The present invention relates to processes for the preparation of mixed persalts capable of liberating hydrogen peroxide in solution, and more particularly, this invention relates to processes for the preparation of mixed persalts which are stable in the dry state in alkaline washing mixtures, as well as to the use of such persalts as oxidizing agents in alkaline detergent mixtures.
The depletion of boron minerals and the increasingly stringent standards for the prevention of pollution is compelling the manufacturers of detergent products to seek materials which can replace perborates in detergent and washing powders. Sodium percarbonate, 2 Na.sub.2 CO.sub.3 .multidot.3 H.sub.2 O.sub.2, seems destined to be such a material, and it also possesses a further advantage over the perborate in that it dissolves more rapidly in water.
However, sodium percarbonate exhibits a drawback because it is much less stable than the perborate. As well as during its use for washing, in cartons of detergents sold at retail, and during detergent manufacture in spray towers or during the time of delivery to the manufacturer of the detergent, the sodium percarbonate undergoes decomposition, with a loss of active oxygen, very distinctly greater than the decomposition of perborate under the same conditions. The elimination of impurities, such as heavy metals, which catalyze the decomposition reaction, permits curing of the problem caused by instability of the percarbonate in all of these circumstances, with the exception of its stability in alkaline washing mixtures. While the perborate loses less than 4% of its active oxygen during four months of storage at ambient or room temperature in detergent compositions, a percarbonate which is stable under other conditions, loses at least 20% of its active oxygen.
Numerous solutions have been proposed for alleviating this stability problem of percarbonate in alkaline mixtures. Interox French Pat. applications Nos. 73/27523, 73/35424, 73/3115, and 74/2642 describe the stabilization of percarbonate by covering it with organic polymers to isolate the percarbonate particles from the other constituents of the detergent.
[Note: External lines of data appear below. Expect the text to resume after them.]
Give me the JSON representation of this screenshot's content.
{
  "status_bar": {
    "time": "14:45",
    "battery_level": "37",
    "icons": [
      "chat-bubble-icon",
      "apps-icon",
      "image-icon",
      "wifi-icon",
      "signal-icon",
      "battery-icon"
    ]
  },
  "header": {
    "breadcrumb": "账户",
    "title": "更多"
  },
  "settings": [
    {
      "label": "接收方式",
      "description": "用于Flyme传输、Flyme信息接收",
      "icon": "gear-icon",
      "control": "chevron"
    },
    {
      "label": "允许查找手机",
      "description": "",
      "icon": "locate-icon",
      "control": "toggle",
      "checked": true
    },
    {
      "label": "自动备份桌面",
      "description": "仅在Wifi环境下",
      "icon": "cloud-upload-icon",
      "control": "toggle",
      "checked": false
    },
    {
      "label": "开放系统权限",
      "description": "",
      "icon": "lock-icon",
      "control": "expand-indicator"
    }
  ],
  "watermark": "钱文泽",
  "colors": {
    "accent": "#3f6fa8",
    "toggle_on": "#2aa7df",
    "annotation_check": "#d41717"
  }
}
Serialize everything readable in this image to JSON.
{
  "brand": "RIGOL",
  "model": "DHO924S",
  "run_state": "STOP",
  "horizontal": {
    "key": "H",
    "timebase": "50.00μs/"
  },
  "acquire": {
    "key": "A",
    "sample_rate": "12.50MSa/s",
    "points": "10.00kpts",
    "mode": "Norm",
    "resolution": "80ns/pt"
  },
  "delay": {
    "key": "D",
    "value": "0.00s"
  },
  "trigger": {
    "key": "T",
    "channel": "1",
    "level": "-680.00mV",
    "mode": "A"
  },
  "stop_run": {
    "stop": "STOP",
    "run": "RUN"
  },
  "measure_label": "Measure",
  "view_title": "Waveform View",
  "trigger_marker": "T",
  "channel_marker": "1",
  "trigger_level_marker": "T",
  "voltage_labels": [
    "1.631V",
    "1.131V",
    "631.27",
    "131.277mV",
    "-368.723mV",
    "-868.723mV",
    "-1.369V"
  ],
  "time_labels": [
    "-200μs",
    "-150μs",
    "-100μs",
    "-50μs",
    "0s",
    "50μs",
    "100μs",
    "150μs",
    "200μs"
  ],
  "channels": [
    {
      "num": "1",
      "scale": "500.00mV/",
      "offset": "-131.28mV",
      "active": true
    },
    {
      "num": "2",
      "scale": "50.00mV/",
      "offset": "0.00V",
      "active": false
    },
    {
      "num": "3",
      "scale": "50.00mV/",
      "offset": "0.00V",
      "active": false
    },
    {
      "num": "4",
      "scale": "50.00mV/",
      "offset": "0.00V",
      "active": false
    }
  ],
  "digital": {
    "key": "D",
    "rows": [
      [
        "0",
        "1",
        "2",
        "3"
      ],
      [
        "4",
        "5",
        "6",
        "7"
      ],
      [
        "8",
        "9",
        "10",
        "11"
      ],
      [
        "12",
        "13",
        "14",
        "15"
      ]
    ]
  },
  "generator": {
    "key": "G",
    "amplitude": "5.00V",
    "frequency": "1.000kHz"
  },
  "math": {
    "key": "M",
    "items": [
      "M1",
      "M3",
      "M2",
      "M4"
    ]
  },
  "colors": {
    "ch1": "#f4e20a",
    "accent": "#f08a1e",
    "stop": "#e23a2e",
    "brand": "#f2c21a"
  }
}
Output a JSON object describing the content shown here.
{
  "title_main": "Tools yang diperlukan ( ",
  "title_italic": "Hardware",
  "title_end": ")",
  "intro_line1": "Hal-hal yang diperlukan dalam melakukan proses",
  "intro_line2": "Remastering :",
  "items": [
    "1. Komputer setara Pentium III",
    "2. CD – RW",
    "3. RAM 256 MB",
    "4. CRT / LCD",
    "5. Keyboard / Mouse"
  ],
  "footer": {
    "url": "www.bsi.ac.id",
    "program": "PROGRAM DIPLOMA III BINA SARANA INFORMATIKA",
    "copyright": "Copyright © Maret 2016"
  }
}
This coating according to the Interox patents is carried out on dry percarbonate particles and involves spraying the surface of the particles with an enrobing agent, followed by drying.
DuPont French Pat. No. 2,227,320 suggests another answer to the problem, which method involves spraying a solution containing Mg++ ions on the powdered detergent mixture and then going on to dry it before introducing the percarbonate. The impurities which catalyze the composition of the percarbonate are themselves coated by the magnesium product by reaction between the Mg++ ions and the alkaline constituents of the detergent.
All of these answers to the problem are extremely costly and raise the price of the thus-stabilized detergent products to a prohibitive level. There accordingly exists a considerable commercial need to provide economical processes for the preparation of oxidizing agents which can replace perborate in detergent compositions and at the same time possess dry stability which is at least as good as that of the perborates.